For this experiment, I used 2018 “Serendipity” from Yunnan Sourcing.
- The cake core was removed prior in order to reduce sample variation.
- Humidity was controlled using a Boveda pack and silica desiccant packets.
- A calibrated analog hygrometer was used for the humidity measurements.
I broke this tea up into chunks, putting one half in one bag and the other half in another.
In the first bag of tea, I placed a few silica desiccant packets, then sealed it up. I checked the humidity reading every couple of hours with a calibrated analog hygrometer until the reading reached 50% RH. Silica desiccant packets work quickly. I removed the packets and sealed up this bag, deciding it would be better to let the tea rest a bit at its new humidity level before tasting. During this period, I simply let the 69% Boveda pack sit undisturbed in the second bag.

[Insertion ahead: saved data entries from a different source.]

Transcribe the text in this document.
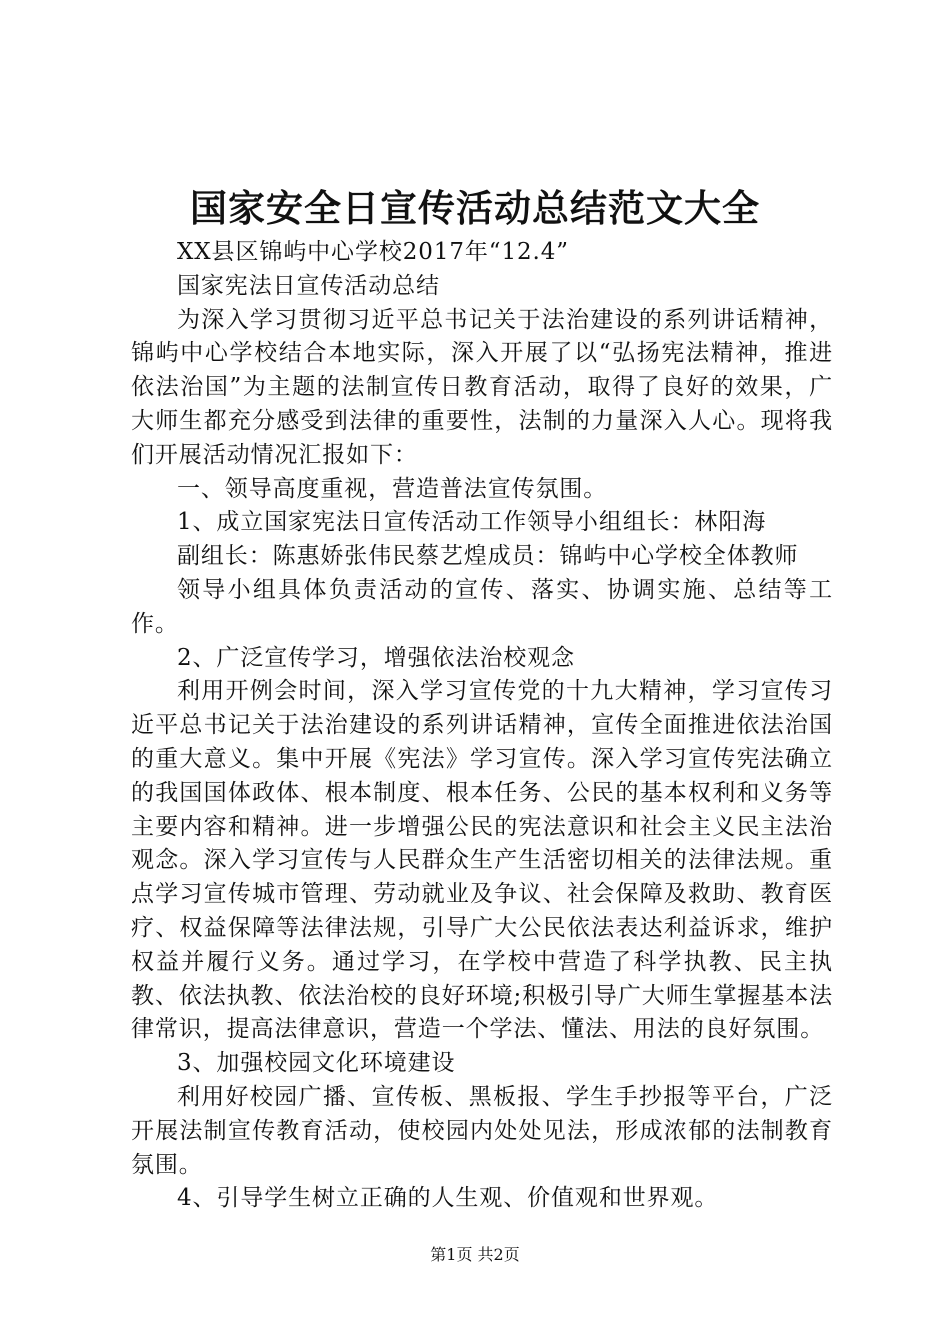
国家安全日宣传活动总结范文大全

XX县区锦屿中心学校2017年“12.4”

国家宪法日宣传活动总结

为深入学习贯彻习近平总书记关于法治建设的系列讲话精神，锦屿中心学校结合本地实际，深入开展了以“弘扬宪法精神，推进依法治国”为主题的法制宣传日教育活动，取得了良好的效果，广大师生都充分感受到法律的重要性，法制的力量深入人心。现将我们开展活动情况汇报如下：

一、领导高度重视，营造普法宣传氛围。

1、成立国家宪法日宣传活动工作领导小组组长：林阳海

副组长：陈惠娇张伟民蔡艺煌成员：锦屿中心学校全体教师

领导小组具体负责活动的宣传、落实、协调实施、总结等工作。

2、广泛宣传学习，增强依法治校观念

利用开例会时间，深入学习宣传党的十九大精神，学习宣传习近平总书记关于法治建设的系列讲话精神，宣传全面推进依法治国的重大意义。集中开展《宪法》学习宣传。深入学习宣传宪法确立的我国国体政体、根本制度、根本任务、公民的基本权利和义务等主要内容和精神。进一步增强公民的宪法意识和社会主义民主法治观念。深入学习宣传与人民群众生产生活密切相关的法律法规。重点学习宣传城市管理、劳动就业及争议、社会保障及救助、教育医疗、权益保障等法律法规，引导广大公民依法表达利益诉求，维护权益并履行义务。通过学习，在学校中营造了科学执教、民主执教、依法执教、依法治校的良好环境;积极引导广大师生掌握基本法律常识，提高法律意识，营造一个学法、懂法、用法的良好氛围。

3、加强校园文化环境建设

利用好校园广播、宣传板、黑板报、学生手抄报等平台，广泛开展法制宣传教育活动，使校园内处处见法，形成浓郁的法制教育氛围。

4、引导学生树立正确的人生观、价值观和世界观。

第1页 共2页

One week later, I confirmed that the first bag generated a relative humidity of 50%. The second bag read 70% RH. Upon comparing the samples in a taste test, I was unable to find a clear undeniable difference. However, this wasn’t enough to conclude that the moisture content of ripe puer has no effect on its taste, so I decided to dry out the first sample even further.
I placed the silica desiccant packets in the first bag again, and dried out the tea all the way down to 25% RH. Again, I waited a week and verified the humidity reading before tasting. This time, I noticed that the drier (25% RH) sample was crackly and brittle while dry, but once again, in comparison to the 70% RH sample, I once again found no significant difference in taste.
Based on this experience as well as previous ones, it seems that ripe puer is not very sensitive to drops in humidity in the short term, unlike raw puer. This implies nothing about optimal conditions for longer term storage.